For what it’s worth the rhetoric sometimes comes back to the West in interesting ways: my wife does diversity trainings for various state agencies and occasionally there will be African-American participants very resistent to material on gay people, taking the line that homosexuality did not exist in “Ancient Africa.” The “Ancient Africa” forumulation is in fact almost always used, which makes me wonder if there’s actually one source for it, because it’s such an odd turn of phrase to me.
This situation highlights for me a political problem faced by many scholars when dealing with the postcolonial period: we don’t always know how to deal with cultural politics that are “conservative” in orientation, or that African “agency” can make a turn for the worst.

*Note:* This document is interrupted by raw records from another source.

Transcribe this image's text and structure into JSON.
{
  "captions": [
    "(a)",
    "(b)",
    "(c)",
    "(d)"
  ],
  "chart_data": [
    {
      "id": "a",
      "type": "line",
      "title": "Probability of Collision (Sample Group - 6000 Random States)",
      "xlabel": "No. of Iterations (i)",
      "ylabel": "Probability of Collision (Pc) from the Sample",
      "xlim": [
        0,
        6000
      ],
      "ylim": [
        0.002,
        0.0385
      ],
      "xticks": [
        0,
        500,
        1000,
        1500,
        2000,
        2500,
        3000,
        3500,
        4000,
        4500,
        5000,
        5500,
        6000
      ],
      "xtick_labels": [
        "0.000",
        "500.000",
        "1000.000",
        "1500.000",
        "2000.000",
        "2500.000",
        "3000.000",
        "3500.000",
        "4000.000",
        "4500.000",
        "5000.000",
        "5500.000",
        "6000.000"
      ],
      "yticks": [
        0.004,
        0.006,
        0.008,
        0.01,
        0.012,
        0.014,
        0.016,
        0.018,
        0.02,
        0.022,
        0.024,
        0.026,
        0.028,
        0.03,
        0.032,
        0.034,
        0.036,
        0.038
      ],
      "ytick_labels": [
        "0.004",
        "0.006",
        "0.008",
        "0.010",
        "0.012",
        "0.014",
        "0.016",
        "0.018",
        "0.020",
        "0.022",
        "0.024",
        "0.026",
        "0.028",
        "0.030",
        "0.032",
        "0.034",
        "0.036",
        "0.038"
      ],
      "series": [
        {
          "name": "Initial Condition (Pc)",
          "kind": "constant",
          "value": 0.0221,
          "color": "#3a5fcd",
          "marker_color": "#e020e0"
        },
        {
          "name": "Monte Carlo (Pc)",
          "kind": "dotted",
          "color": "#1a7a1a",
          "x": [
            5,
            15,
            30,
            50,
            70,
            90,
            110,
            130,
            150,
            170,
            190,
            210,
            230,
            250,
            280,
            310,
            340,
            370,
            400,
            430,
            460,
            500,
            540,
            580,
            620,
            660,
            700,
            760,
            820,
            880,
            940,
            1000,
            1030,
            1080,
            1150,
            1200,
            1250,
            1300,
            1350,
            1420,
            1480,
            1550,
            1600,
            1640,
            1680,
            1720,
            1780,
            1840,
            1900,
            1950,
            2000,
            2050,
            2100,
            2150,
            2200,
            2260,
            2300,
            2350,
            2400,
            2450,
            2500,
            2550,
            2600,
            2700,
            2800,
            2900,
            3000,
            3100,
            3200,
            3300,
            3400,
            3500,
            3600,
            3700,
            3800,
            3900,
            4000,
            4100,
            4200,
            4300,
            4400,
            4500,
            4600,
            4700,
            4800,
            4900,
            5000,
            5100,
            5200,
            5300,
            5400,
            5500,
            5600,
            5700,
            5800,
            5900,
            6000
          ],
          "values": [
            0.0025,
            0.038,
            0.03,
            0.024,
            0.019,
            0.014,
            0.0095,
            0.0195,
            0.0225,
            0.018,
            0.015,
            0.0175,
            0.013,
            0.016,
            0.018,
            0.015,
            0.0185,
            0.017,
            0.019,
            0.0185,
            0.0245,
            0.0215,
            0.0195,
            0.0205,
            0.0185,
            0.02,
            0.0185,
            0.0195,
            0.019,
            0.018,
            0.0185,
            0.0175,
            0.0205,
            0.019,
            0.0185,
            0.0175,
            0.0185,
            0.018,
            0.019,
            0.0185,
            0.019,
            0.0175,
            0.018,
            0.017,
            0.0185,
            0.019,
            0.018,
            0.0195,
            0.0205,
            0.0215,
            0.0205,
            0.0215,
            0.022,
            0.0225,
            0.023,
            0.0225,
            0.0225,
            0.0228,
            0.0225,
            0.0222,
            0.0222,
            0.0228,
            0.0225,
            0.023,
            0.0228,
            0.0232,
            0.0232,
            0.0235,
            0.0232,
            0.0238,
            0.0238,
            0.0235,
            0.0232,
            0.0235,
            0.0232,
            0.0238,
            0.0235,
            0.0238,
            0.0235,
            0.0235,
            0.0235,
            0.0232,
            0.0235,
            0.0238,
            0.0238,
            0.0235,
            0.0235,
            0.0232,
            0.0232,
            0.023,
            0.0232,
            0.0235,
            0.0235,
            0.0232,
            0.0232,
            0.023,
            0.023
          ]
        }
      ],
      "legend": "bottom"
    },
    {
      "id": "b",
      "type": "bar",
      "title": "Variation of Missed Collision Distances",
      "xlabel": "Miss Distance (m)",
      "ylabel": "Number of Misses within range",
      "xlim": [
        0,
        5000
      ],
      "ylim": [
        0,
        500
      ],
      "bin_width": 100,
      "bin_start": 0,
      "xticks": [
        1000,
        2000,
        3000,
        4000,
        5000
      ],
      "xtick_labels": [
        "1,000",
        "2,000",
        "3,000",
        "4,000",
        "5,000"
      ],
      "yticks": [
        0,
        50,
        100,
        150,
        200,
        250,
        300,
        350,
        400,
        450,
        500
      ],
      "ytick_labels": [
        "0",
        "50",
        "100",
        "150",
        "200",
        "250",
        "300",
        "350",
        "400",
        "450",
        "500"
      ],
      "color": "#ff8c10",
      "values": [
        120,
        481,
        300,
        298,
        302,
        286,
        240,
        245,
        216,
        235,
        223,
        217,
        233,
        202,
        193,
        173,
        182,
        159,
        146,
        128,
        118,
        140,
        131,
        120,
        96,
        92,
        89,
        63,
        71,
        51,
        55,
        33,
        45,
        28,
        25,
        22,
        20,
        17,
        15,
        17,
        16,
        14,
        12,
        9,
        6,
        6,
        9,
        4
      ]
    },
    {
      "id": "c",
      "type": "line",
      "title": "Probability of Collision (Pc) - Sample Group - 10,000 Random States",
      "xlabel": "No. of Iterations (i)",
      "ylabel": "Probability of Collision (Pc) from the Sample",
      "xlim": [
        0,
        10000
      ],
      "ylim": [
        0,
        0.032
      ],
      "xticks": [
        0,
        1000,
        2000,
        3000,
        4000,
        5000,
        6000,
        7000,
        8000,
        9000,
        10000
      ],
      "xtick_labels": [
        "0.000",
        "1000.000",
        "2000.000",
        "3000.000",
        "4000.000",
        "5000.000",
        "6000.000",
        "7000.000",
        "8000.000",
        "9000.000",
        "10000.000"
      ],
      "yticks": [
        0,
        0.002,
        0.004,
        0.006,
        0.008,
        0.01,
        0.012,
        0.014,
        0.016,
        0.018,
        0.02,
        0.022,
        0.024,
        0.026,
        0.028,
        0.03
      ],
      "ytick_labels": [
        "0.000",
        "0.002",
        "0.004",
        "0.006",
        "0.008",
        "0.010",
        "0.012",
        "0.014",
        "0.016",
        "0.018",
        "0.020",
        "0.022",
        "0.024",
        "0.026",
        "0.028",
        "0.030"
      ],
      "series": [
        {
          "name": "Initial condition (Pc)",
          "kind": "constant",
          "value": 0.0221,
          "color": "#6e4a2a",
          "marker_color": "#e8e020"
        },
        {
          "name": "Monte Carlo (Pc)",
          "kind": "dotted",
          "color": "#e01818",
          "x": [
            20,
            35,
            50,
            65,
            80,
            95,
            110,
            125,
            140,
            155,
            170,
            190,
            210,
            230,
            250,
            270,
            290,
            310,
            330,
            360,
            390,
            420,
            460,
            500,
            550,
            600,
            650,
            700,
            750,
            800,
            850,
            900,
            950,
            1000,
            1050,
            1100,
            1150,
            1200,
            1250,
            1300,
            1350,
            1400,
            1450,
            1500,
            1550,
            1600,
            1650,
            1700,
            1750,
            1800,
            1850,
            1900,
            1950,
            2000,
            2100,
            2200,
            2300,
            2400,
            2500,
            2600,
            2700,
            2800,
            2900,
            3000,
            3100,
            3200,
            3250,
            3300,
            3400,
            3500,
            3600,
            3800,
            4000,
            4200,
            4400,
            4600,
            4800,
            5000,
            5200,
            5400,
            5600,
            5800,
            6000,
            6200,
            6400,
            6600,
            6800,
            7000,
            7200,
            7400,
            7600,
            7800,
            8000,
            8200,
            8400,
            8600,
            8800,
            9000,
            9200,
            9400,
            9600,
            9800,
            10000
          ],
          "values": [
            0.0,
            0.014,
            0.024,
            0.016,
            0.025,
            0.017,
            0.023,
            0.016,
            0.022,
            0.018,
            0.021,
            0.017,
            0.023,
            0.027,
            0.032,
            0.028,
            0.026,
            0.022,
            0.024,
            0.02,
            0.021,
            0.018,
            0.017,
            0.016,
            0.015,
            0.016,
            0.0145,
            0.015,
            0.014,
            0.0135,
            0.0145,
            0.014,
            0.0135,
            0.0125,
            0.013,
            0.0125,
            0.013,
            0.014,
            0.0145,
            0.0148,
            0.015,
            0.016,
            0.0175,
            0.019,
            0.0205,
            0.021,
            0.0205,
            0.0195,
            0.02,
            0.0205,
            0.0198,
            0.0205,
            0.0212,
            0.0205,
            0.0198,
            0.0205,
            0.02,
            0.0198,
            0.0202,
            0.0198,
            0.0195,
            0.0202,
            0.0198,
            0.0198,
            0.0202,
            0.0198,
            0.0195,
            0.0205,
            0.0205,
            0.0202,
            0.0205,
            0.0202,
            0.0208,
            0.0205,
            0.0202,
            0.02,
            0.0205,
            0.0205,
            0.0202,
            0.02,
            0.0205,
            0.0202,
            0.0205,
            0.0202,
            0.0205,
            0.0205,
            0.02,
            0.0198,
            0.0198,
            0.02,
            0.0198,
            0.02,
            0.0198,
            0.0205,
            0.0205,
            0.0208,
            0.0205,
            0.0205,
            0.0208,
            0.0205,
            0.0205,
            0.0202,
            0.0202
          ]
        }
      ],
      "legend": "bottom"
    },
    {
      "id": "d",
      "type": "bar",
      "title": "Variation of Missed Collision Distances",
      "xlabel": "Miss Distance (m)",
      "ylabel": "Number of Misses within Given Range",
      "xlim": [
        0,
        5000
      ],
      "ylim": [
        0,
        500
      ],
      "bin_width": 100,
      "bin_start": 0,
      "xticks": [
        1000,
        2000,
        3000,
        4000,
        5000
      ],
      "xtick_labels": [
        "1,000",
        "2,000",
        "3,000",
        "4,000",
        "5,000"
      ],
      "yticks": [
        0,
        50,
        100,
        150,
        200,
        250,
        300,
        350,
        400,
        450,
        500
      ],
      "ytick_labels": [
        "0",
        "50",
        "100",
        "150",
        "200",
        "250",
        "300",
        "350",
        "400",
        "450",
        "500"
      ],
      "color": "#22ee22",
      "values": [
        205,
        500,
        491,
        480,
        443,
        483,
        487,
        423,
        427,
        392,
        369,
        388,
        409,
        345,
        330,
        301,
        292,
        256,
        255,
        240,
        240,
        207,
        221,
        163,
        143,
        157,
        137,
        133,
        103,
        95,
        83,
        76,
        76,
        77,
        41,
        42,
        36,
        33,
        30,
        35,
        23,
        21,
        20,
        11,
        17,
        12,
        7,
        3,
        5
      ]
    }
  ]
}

Is it really surprising that parts of Africa that are highly Christianized would also be homophobic? To me, this doesn’t seem to be the result of recent evangelicalism, but is part of a deeper history of mission influence that has intersected with this recent trend. Scholars have typically celebrated the ways in which African communities employed independent church movements as a means of fighting colonialism, segregation, and so on. These histories fit into a broader set of politics that have been pitched or understood as on the “left”. Yet few have considered or emphasized the cultural conformity of these movements (their hetero-normativity, their patriarchal practices) or others based on nationalism. It seems that only with the emergence of homophobia in Uganda or Zimbabwe, or xenophobia in South Africa, that an awareness develops that this histories are not on the left, or universally progressive, or what have you. This isn’t so much a paradox, as an indication for a need for future work in this area.
I don’t know how much this is true in the African cases, but this valorization of pre-contact culture as the foundation of nationalist discourse represents a flattening of the discourses of nationalism that existed in the early 20th century (or even, extending the discussion to the modern/premodern divide in the West, early 19th century) in which nationalism sometimes means holding on to pre-contamination culture, but also means developing the nation in a modernist direction. There used to be, in other words, a liberal nationalism, which seems like a rare commodity these days.